Technologie

Ontario se dote d'un ministère de l'IA, Québec serre le robinet : deux paris opposés sur les centres de données

Doug Ford institutionnalise la chasse aux centres de données avec un nouveau ministère de l'Adoption de l'intelligence artificielle. Pendant ce temps, Québec trie les projets et rationne ses mégawatts.

Il y a des remaniements ministériels qui disent tout d'une stratégie économique. Celui de Doug Ford en fait partie : en créant un ministère de l'Adoption de l'intelligence artificielle, comme le rapporte une chronique du Nouvelliste, le premier ministre de l'Ontario ne fait pas qu'ajouter une case à son organigramme. Il envoie un signal aux hyperscalers américains — Microsoft, Amazon, Google, Meta, OpenAI et leurs partenaires immobiliers — que l'Ontario veut être l'adresse canadienne de la prochaine vague d'infrastructures numériques.

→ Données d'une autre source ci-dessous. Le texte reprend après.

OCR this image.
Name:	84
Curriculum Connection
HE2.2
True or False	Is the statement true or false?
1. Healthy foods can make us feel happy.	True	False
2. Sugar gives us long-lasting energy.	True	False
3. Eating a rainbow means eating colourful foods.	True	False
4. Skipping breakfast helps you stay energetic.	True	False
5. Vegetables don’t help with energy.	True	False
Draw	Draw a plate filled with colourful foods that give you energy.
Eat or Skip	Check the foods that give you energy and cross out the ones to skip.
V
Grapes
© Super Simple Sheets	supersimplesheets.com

À 500 kilomètres à l'est, le message est presque inverse. Le Québec, qui a longtemps été le terrain de jeu naturel de cette industrie grâce à son hydroélectricité bon marché et à son climat froid, passe désormais les projets au tamis. Deux provinces, la même ruée mondiale, deux réflexes opposés. Vaut la peine de regarder qui a raison — et à quel prix.

Un ministère comme outil de démarchage

La création d'un ministère dédié à l'adoption de l'IA remplit deux fonctions. La première est diplomatique : quand un vice-président de Redmond ou de Seattle cherche un interlocuteur unique pour un projet de 2 milliards de dollars, il en a maintenant un, avec un mandat explicite et un sous-ministre pour déverrouiller les permis, les raccordements et les terrains. La seconde est politique : l'Ontario assume publiquement que l'IA est une filière industrielle, pas seulement un enjeu réglementaire ou éthique.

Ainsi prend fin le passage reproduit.